Cultura

China e Auschwitz na Palma

O pano da 68ª edição do festival de Cannes está prestes a descer e a passadeira vermelha com as monumentais escadarias quase a ser pisada pela derradeira vez este ano.

Entretanto, algures num dos hotéis de luxo da Coisette, os manos Joel e Ethan Coen e respetivos membros do júri oficial terão já bastantes dados para enriquecer o palmarés dos eleitos deste ano.

E pode dizer-se já que Cannes teve um ano rico em filmes. Também boas surpresas, algumas confirmações e ainda inesperadas decepções. Mas quem ganhará a tão cobiçada Palma de Ouro?

Será o épico deslumbrante e futurista Mountains MayDepart, do chinês Jia Zhangke? Será o ousado e provocador The Lobster, do grego Yorgos Lanthimos? Ou será até a arrasadora viagem ao interior do interno de Auschwitz, do húngaro Lázló Nemes, Son of Saul, para nós o melhor filme da Seleção Oficial? Sobre este, diz-se por Cannes que estará fora por ser uma primeira obra. Quem sabe se os manos Coen não querem deixar a sua marca. Seria bom.

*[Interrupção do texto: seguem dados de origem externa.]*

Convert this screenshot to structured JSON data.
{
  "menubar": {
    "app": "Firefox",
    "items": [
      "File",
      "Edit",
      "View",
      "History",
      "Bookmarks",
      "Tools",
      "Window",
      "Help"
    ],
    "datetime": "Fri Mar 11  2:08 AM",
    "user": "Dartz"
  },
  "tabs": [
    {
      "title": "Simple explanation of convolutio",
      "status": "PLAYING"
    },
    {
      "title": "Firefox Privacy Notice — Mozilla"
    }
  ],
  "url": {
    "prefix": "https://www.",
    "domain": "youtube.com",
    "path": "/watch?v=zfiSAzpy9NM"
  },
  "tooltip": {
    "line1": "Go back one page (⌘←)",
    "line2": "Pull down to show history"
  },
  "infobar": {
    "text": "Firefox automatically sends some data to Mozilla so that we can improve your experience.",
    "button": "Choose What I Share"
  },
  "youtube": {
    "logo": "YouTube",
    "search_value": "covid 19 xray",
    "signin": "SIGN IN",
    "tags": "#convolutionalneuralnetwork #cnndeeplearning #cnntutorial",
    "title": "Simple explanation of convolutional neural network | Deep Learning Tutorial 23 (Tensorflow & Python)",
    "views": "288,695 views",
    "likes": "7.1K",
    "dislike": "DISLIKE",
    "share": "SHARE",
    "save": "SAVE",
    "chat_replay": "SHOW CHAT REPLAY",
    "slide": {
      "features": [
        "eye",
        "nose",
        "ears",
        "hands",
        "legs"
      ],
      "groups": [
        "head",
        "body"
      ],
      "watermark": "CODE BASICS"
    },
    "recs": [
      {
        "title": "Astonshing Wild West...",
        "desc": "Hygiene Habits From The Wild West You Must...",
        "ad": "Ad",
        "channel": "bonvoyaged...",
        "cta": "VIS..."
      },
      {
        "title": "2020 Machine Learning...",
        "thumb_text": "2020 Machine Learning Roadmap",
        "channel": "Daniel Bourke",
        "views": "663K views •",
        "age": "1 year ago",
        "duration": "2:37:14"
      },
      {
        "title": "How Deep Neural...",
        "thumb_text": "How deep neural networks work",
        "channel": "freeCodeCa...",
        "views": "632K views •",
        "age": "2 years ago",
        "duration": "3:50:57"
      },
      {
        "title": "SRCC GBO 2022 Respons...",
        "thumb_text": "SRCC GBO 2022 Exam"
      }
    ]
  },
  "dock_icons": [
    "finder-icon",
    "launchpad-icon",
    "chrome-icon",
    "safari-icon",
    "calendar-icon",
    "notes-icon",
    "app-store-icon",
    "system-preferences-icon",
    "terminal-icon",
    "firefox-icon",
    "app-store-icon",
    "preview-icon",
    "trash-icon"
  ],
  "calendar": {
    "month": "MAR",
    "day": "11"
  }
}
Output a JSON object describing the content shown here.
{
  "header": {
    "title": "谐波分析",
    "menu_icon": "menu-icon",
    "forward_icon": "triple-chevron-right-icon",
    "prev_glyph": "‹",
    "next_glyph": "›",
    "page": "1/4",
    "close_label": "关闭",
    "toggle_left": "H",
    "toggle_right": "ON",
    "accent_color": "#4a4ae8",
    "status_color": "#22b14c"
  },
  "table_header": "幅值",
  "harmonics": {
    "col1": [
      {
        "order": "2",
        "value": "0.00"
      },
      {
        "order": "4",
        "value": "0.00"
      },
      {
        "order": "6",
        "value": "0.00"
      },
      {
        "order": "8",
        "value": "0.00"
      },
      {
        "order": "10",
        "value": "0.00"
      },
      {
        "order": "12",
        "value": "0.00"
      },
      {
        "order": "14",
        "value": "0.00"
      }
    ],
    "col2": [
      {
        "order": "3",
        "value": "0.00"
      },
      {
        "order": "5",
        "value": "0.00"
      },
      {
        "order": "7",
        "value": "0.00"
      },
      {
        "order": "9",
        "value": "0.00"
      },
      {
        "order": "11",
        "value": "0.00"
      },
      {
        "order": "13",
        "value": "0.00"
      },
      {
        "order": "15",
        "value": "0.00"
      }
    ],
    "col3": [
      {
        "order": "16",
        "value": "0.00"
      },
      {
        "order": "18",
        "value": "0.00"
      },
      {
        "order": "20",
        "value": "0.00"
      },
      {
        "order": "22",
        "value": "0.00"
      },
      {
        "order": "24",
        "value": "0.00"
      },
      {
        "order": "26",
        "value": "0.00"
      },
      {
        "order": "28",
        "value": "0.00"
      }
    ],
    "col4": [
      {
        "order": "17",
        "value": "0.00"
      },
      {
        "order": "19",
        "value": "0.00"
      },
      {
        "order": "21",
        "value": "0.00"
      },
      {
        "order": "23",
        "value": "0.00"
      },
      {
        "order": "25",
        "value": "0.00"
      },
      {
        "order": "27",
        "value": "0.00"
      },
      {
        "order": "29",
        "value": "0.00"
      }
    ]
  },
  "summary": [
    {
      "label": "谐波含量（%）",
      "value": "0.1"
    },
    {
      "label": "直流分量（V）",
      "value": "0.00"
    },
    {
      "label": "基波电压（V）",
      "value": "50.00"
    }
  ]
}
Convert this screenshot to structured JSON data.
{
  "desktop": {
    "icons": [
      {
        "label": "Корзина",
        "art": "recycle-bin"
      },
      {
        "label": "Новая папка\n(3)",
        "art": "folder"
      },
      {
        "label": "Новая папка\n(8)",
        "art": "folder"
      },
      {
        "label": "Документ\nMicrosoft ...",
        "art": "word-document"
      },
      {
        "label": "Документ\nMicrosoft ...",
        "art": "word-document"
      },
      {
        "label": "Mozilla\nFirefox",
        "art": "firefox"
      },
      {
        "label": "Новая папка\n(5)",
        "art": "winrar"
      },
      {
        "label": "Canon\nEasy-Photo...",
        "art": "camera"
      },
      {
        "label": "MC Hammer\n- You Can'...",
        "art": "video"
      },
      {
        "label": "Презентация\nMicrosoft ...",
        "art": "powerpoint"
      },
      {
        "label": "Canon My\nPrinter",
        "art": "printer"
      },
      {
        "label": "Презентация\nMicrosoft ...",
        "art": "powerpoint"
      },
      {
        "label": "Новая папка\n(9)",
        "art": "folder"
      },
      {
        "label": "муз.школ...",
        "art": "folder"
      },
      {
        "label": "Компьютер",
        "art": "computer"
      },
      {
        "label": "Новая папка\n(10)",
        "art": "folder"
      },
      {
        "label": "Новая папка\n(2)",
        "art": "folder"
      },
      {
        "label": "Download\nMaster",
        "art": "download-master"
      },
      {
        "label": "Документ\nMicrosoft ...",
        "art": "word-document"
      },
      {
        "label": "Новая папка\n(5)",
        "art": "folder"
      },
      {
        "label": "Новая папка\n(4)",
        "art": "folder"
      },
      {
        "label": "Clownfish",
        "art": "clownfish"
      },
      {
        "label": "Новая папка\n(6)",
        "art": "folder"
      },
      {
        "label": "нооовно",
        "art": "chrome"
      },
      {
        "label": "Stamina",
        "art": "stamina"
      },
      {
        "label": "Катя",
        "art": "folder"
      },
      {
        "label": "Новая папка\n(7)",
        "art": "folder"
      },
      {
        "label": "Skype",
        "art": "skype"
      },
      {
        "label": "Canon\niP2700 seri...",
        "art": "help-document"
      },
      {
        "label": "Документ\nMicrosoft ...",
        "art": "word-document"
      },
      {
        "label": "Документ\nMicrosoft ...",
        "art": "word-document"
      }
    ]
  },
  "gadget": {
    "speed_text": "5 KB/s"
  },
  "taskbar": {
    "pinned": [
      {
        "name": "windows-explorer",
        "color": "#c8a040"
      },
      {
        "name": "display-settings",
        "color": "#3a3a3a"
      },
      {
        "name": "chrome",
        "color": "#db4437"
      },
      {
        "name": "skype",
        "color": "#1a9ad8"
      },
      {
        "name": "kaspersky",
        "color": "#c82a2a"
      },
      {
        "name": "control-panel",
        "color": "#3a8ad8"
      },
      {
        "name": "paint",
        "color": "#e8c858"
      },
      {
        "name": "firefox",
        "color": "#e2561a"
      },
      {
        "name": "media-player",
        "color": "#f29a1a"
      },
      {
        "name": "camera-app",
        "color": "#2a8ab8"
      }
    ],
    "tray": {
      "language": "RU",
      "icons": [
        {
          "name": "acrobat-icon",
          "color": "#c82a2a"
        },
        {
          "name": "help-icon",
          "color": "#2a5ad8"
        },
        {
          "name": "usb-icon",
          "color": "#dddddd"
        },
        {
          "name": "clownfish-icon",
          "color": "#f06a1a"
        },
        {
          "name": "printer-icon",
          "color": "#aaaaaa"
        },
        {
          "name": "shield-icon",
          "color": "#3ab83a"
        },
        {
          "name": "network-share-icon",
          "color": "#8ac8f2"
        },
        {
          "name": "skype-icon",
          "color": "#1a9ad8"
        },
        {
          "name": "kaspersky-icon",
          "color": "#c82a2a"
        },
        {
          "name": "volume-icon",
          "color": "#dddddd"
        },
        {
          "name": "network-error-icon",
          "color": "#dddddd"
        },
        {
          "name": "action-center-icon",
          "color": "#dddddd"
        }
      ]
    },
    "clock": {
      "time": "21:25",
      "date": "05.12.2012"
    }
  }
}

Se dependesse de nós, a Palma iria para o filme infernal de Némes, que conseguiu com um cinema inovador mostrar-nos algo que ele próprio não quer ver – a azáfama do dia-a-dia dos homens que são forçados a trabalhar em Auschwitz, uma autêntica empresa dedicada a cremar seres humanos. Essa, sim, seria a Palma mais inovadora e bem calhada deste ano.

Se bem que a mais provável poderá ser a do épico sobre a China de hoje, vista sob a vida de uma mulher entre um passado, o presente e mesmo um futuro. A provocação do romantismo visto pelo grego Lanthimos seria apenas um prémio para o autor. No entanto, é o filme mais calhado na bolsa de apostas.  Fala-se ainda na possibilidade de uma Palma do filme de artes marciais de Hsiao Hsien, The Assassin, mas seria apenas para um filme coreógrafo.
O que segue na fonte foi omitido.